That's what the customer said last Friday. The Linux driver for the Intel e1000 card doesn't work on their hardware. No syslog messages, though. And it's urgent! Their setup should go live in a week! O-kay. Personally, I didn't think it was the driver. Sounds more like a hardware issue. Does the switch show hardware link? What, they have an Ethernet bonding configuration in a high availability setup? Turn that off first. So they told us that they had turned off HA and Ethernet bonding, but still it doesn't work. But what do they mean by "does not work"? They told us that the switch wasn't accessible, in a different location or so. How about getting some cheap Longshine switch and try it, just to see if there is Ethernet link beat.
This went back and forth until Wednesday. They insisted that the driver was broken, that we were supposed to work with the hardware vendor (despite the machine in that configuration not being certified,) lots of contradictory information about their configuration, the usual we-already-tried-it and but-it-used-to-work-with-SLES9 claims... Then they broke the news that the card in fact works without bonding. Finally, I got their network configuration files and a somewhat plausible explanation what they were trying to do.
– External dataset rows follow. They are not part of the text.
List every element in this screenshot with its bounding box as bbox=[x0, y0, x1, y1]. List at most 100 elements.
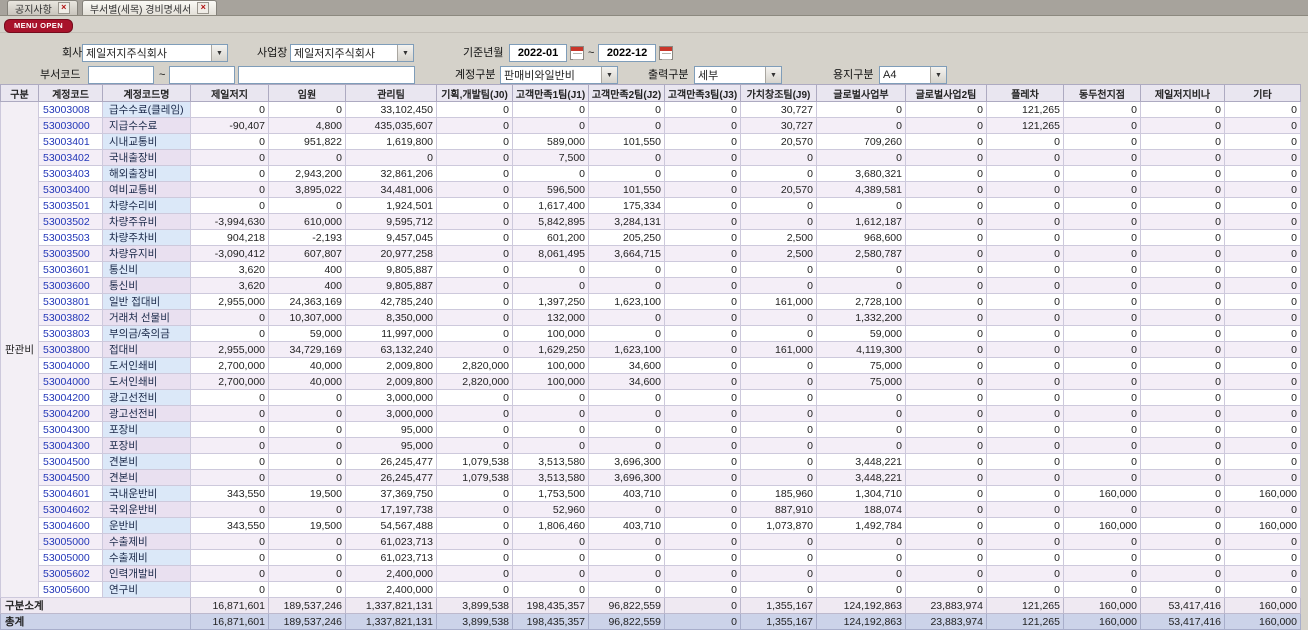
amount-cell: 53,417,416 bbox=[1140, 597, 1225, 614]
amount-cell: 0 bbox=[664, 389, 741, 406]
table-row[interactable]: 53003800 접대비 2,955,000 34,729,169 63,132,240… bbox=[1, 341, 1301, 358]
amount-cell: 0 bbox=[436, 309, 513, 326]
amount-cell: 1,612,187 bbox=[816, 213, 906, 230]
amount-cell: 0 bbox=[1140, 261, 1225, 278]
amount-cell: 0 bbox=[268, 469, 346, 486]
table-row[interactable]: 53003500 차량유지비 -3,090,412 607,807 20,977,258… bbox=[1, 245, 1301, 262]
table-row[interactable]: 53005602 인력개발비 0 0 2,400,000 0 0 0 0 0 0 0 0 0 0 0 bbox=[1, 565, 1301, 582]
amount-cell: 0 bbox=[268, 405, 346, 422]
amount-cell: 0 bbox=[588, 501, 665, 518]
column-header: 가치창조팀(J9) bbox=[740, 84, 817, 102]
site-select[interactable]: 제일저지주식회사 ▼ bbox=[290, 44, 414, 62]
table-row[interactable]: 53005000 수출제비 0 0 61,023,713 0 0 0 0 0 0 0 0 0 0 0 bbox=[1, 549, 1301, 566]
period-to-input[interactable] bbox=[598, 44, 656, 62]
calendar-icon[interactable] bbox=[570, 46, 584, 60]
amount-cell: 3,696,300 bbox=[588, 469, 665, 486]
table-row[interactable]: 53003601 통신비 3,620 400 9,805,887 0 0 0 0 0 0 0 0 0 0 0 bbox=[1, 261, 1301, 278]
dept-code-to-input[interactable] bbox=[169, 66, 235, 84]
amount-cell: 0 bbox=[512, 165, 589, 182]
company-select[interactable]: 제일저지주식회사 ▼ bbox=[82, 44, 228, 62]
account-name-cell: 해외출장비 bbox=[102, 165, 191, 182]
table-row[interactable]: 53005000 수출제비 0 0 61,023,713 0 0 0 0 0 0 0 0 0 0 0 bbox=[1, 533, 1301, 550]
chevron-down-icon: ▼ bbox=[211, 45, 227, 61]
table-row[interactable]: 53003000 지급수수료 -90,407 4,800 435,035,607 0 0 0 0… bbox=[1, 117, 1301, 134]
amount-cell: 10,307,000 bbox=[268, 309, 346, 326]
account-code-cell: 53004500 bbox=[38, 453, 103, 470]
amount-cell: 0 bbox=[1063, 533, 1141, 550]
table-row[interactable]: 53004000 도서인쇄비 2,700,000 40,000 2,009,800 2,8… bbox=[1, 357, 1301, 374]
amount-cell: 3,448,221 bbox=[816, 453, 906, 470]
amount-cell: 0 bbox=[664, 101, 741, 118]
table-row[interactable]: 53003502 차량주유비 -3,994,630 610,000 9,595,712 0… bbox=[1, 213, 1301, 230]
account-name-cell: 거래처 선물비 bbox=[102, 309, 191, 326]
amount-cell: 904,218 bbox=[190, 229, 269, 246]
tab-bar: 공지사항 × 부서별(세목) 경비명세서 × bbox=[0, 0, 1308, 16]
table-row[interactable]: 53004500 견본비 0 0 26,245,477 1,079,538 3,513,58… bbox=[1, 453, 1301, 470]
amount-cell: 30,727 bbox=[740, 101, 817, 118]
table-row[interactable]: 53003402 국내출장비 0 0 0 0 7,500 0 0 0 0 0 0 0 0 0 bbox=[1, 149, 1301, 166]
table-row[interactable]: 53003401 시내교통비 0 951,822 1,619,800 0 589,000 10… bbox=[1, 133, 1301, 150]
tab-notice[interactable]: 공지사항 × bbox=[7, 0, 78, 16]
amount-cell: 4,119,300 bbox=[816, 341, 906, 358]
amount-cell: 75,000 bbox=[816, 373, 906, 390]
menu-open-button[interactable]: MENU OPEN bbox=[4, 19, 74, 33]
table-row[interactable]: 53004500 견본비 0 0 26,245,477 1,079,538 3,513,58… bbox=[1, 469, 1301, 486]
tab-close-icon[interactable]: × bbox=[197, 2, 210, 14]
amount-cell: 0 bbox=[986, 133, 1064, 150]
amount-cell: 0 bbox=[905, 357, 987, 374]
tab-expense-report[interactable]: 부서별(세목) 경비명세서 × bbox=[81, 0, 218, 16]
amount-cell: 19,500 bbox=[268, 485, 346, 502]
amount-cell: 0 bbox=[512, 421, 589, 438]
account-type-select[interactable]: 판매비와일반비 ▼ bbox=[500, 66, 618, 84]
amount-cell: 0 bbox=[512, 261, 589, 278]
dept-code-from-input[interactable] bbox=[88, 66, 154, 84]
amount-cell: 0 bbox=[664, 533, 741, 550]
amount-cell: 0 bbox=[190, 437, 269, 454]
amount-cell: 0 bbox=[664, 421, 741, 438]
amount-cell: 96,822,559 bbox=[588, 613, 665, 630]
amount-cell: 42,785,240 bbox=[345, 293, 437, 310]
amount-cell: 0 bbox=[436, 261, 513, 278]
table-row[interactable]: 53003403 해외출장비 0 2,943,200 32,861,206 0 0 0 0 0 3,… bbox=[1, 165, 1301, 182]
amount-cell: 0 bbox=[1063, 309, 1141, 326]
amount-cell: 121,265 bbox=[986, 613, 1064, 630]
amount-cell: 0 bbox=[1140, 101, 1225, 118]
amount-cell: 0 bbox=[986, 437, 1064, 454]
period-from-input[interactable] bbox=[509, 44, 567, 62]
table-row[interactable]: 판관비 53003008 급수수료(클레임) 0 0 33,102,450 0 0 0 0 30,7… bbox=[0, 101, 1301, 598]
table-row[interactable]: 53005600 연구비 0 0 2,400,000 0 0 0 0 0 0 0 0 0 0 0 bbox=[1, 581, 1301, 598]
amount-cell: 1,355,167 bbox=[740, 613, 817, 630]
account-name-cell: 국내출장비 bbox=[102, 149, 191, 166]
table-row[interactable]: 53004300 포장비 0 0 95,000 0 0 0 0 0 0 0 0 0 0 0 bbox=[1, 421, 1301, 438]
amount-cell: 0 bbox=[816, 549, 906, 566]
table-row[interactable]: 53003600 통신비 3,620 400 9,805,887 0 0 0 0 0 0 0 0 0 0 0 bbox=[1, 277, 1301, 294]
table-row[interactable]: 53004200 광고선전비 0 0 3,000,000 0 0 0 0 0 0 0 0 0 0 0 bbox=[1, 405, 1301, 422]
amount-cell: 0 bbox=[740, 357, 817, 374]
table-row[interactable]: 53003400 여비교통비 0 3,895,022 34,481,006 0 596,50… bbox=[1, 181, 1301, 198]
table-row[interactable]: 53004600 운반비 343,550 19,500 54,567,488 0 1,806… bbox=[1, 517, 1301, 534]
calendar-icon[interactable] bbox=[659, 46, 673, 60]
table-row[interactable]: 53004200 광고선전비 0 0 3,000,000 0 0 0 0 0 0 0 0 0 0 0 bbox=[1, 389, 1301, 406]
table-row[interactable]: 53003801 일반 접대비 2,955,000 24,363,169 42,785,… bbox=[1, 293, 1301, 310]
amount-cell: 34,600 bbox=[588, 373, 665, 390]
dept-name-field[interactable] bbox=[238, 66, 415, 84]
amount-cell: 0 bbox=[436, 437, 513, 454]
table-row[interactable]: 53004601 국내운반비 343,550 19,500 37,369,750 0 1,7… bbox=[1, 485, 1301, 502]
table-row[interactable]: 53003501 차량수리비 0 0 1,924,501 0 1,617,400 175,33… bbox=[1, 197, 1301, 214]
table-row[interactable]: 53003803 부의금/축의금 0 59,000 11,997,000 0 100,000… bbox=[1, 325, 1301, 342]
table-row[interactable]: 53003503 차량주차비 904,218 -2,193 9,457,045 0 601,… bbox=[1, 229, 1301, 246]
amount-cell: 3,513,580 bbox=[512, 469, 589, 486]
table-row[interactable]: 53003802 거래처 선물비 0 10,307,000 8,350,000 0 132,… bbox=[1, 309, 1301, 326]
amount-cell: 0 bbox=[1063, 133, 1141, 150]
amount-cell: 0 bbox=[1140, 245, 1225, 262]
amount-cell: 20,977,258 bbox=[345, 245, 437, 262]
paper-type-select[interactable]: A4 ▼ bbox=[879, 66, 947, 84]
output-type-select[interactable]: 세부 ▼ bbox=[694, 66, 782, 84]
amount-cell: 0 bbox=[436, 581, 513, 598]
account-code-cell: 53004200 bbox=[38, 389, 103, 406]
table-row[interactable]: 53004602 국외운반비 0 0 17,197,738 0 52,960 0 0 887,91… bbox=[1, 501, 1301, 518]
amount-cell: 0 bbox=[512, 581, 589, 598]
table-row[interactable]: 53004300 포장비 0 0 95,000 0 0 0 0 0 0 0 0 0 0 0 bbox=[1, 437, 1301, 454]
table-row[interactable]: 53004000 도서인쇄비 2,700,000 40,000 2,009,800 2,8… bbox=[1, 373, 1301, 390]
tab-close-icon[interactable]: × bbox=[57, 2, 70, 14]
The explanation, of course, was misleading and confusing. The issue escalation further. And I still had the impression that we do not have all necessary information. In fact, we didn't, until yesterday.
The not working bonding connection is their fail-over heartbeat link, connected directly to the other machine. This cannot work for the "active-backup" bonding mode, it requires a specially configured switch in between. In fact, when asked they admitted that they did try it with the switch and that it does work. Of course, the switch would introduce a single point of failure, defeating the purpose of having two lines. But why the bonding? Why don't they just use two single connections? Well, they use the same connection for DRBD communication. Which, of course, introduces the risk of sporadic erroneous fail-overs due to missed or late heartbeats. In a high availability cluster setup, the heartbeat lines must not be used for anything else.
With their setup they would be much better off with a cold stand-by machine, switched on manually if the main machine fails. I recommend to move the "go live" for a couple of weeks, purchase some training and consulting hours from us and do a proper design.